A federal judge has ordered the city to stop enforcing part of its sign ordinance, in response to a lawsuit that the law violates free speech rights. The lawsuit was filed by Nevada resident Jeffrey Herson, who applied to erect a large sign on Highway 101 with the “Sarah Palin for President 2012” and a "No on Measure C, November 4, 2012" message on the other side.
Herson's suit alleges that in denying his application Sept. 4, the city essentially offered greater protection to commercial speech than political speech in violation of the First and 14th amendments to the U.S. Constitution.
The sign ordinance restricts the size of political signs to 32 square feet or smaller unless the city's architectural review committee approves a larger size. Herson proposed building a pole sign with a face 14 feet high and 48 feet across. The ordinance also says political signs cannot be erected sooner than 60 days before an election and must be taken down seven days after the election.
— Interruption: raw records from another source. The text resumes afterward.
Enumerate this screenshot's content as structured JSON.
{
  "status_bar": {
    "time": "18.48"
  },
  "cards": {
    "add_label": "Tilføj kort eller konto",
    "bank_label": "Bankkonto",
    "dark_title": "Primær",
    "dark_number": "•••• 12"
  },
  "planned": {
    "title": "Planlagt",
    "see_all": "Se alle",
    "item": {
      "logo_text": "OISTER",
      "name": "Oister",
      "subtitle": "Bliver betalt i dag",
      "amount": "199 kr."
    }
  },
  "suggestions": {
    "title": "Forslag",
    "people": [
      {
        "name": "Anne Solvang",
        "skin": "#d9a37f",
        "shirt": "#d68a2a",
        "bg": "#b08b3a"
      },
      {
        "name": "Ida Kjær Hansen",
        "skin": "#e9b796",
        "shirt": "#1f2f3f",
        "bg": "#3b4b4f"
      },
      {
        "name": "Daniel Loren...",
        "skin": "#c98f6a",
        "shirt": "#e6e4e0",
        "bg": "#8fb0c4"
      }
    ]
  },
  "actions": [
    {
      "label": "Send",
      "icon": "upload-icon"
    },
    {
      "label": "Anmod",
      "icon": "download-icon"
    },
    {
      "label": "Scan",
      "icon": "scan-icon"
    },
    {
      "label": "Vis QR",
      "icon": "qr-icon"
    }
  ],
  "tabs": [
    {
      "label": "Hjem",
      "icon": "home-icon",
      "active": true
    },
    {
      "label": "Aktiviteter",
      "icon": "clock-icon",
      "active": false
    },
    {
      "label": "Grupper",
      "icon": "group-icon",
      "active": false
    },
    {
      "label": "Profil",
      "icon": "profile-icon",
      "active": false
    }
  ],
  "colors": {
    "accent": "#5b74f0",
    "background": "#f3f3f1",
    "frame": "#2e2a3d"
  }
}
The lawsuit, which also lists California-based East Bay Outdoor Inc. as a plaintiff, points out that other types of signs, including those indicating the location or direction of a place and "community activity signs," do not have size or time limitations. "San Carlos treats political speech differently than other speech," said Alan Herson, the plaintiff's father and the attorney representing him in the case. "It has it backwards. Political speech is the most protected speech under the First Amendment."
In a temporary restraining order issued Monday, U.S. District Court Judge Marilyn Hall Patel said the lawsuit is likely to succeed on the claim that the city's ordinance "singles out political speech for special treatment and appears to place greater burdens on it than on commercial speech and non-political noncommercial speech." Patel also said the city appears to grant government officials "unfettered discretion to determine who may or may not speak by failing to impose sufficient objective standards and by allowing for an unlimited time for the city's review."
The judge ordered the city to stop enforcing restrictions on the size or timing of political signs and to accept Jeffrey Herson's application. He submitted a second application this week, and the city is reviewing it, said David Rosenbaum, an attorney for the city.